The letter was also signed by the elected officials representing the area where the Trump SoHo project is now under construction, including Rep. Jerrold Nadler, state Senator Tom Duane, and Assemblywoman Deborah Glick. City Council Speaker Christine Quinn has also been pushing for action to prevent similar projects. Worried that the Trump SoHo project has set a precedent, they are asking the planning department to amend zoning regulations so that similar projects will not begin sprouting up across the city.
When the developers of the Trump SoHo announced their plans to build a 413-unit glass hotel condo in the middle of a lowrise neighborhood, they said condo buyers would only live in the building part of the year, which would qualifying it as a “transient hotel.” Hotels are considered asof-right in manufacturing zones, and the Trump project evaded the city’s more stringent uniform land use review process.
“There’s a reason why we have manufacturing districts, and we want to balance residential and manufacturing,” Mr. Stringer said in a telephone interview.

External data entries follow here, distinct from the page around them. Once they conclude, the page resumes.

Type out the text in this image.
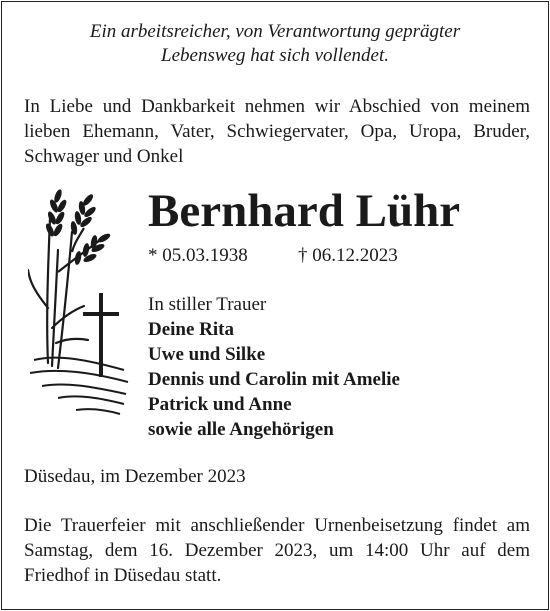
Ein arbeitsreicher, von Verantwortung geprägter
Lebensweg hat sich vollendet.
In Liebe und Dankbarkeit nehmen wir Abschied von meinem lieben Ehemann, Vater, Schwiegervater, Opa, Uropa, Bruder, Schwager und Onkel
Bernhard Lühr
* 05.03.1938	† 06.12.2023
In stiller Trauer
Deine Rita
Uwe und Silke
Dennis und Carolin mit Amelie
Patrick und Anne
sowie alle Angehörigen
Düsedau, im Dezember 2023
Die Trauerfeier mit anschließender Urnenbeisetzung findet am Samstag, dem 16. Dezember 2023, um 14:00 Uhr auf dem Friedhof in Düsedau statt.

A spokeswoman for the Department of City Planning, Rachaele Raynoff, said regulating condo hotels in a manufacturing zone has never come up before, but the Planning Department has now begun to study the issue. “The desire to invest in the city has created a desire to make use of available land,” Ms. Raynoff said, and developers are expanding their options.
As changes to zoning regulations are explored, opponents say Mr. Trump’s claim that residents would be “transient” should be challenged in court. The executive director of the Greenwich Village Society for Historical Preservation, Andrew Berman, said the city is backing away from a legal challenge, perhaps because it was fearful of confronting Mr. Trump.
“Condo hotels, we believe, are not allowed by the zoning. If the city wants to allow them to go into this neighborhood, there is a process,” he said.
The city’s powerful real estate community has indicated it may not be amendable to a change in the current zoning regulations, which would seek to prevent condo hotels in manufacturing zones or seek to better define the term “transient.”
The president of the Real Estate Board of New York, Steven Spinola, said opponents seeking a zoning change care more about preventing tall buildings than closing a loophole on condo hotels.
“This happens to be New York City. I don’t understand why tall buildings are such a negative. No one wants them built, but everyone wants to live on the top floor,” Mr. Spinola said.
Even if the city soon pursues changes to the zoning regulations, the process could be lengthy, leaving open the option that other developers could follow Mr. Trump’s lead. Until the city stops it, Mr. Berman said, “Condo hotel development will explode because it’s so much more profitable and it’s so much easier to finance.”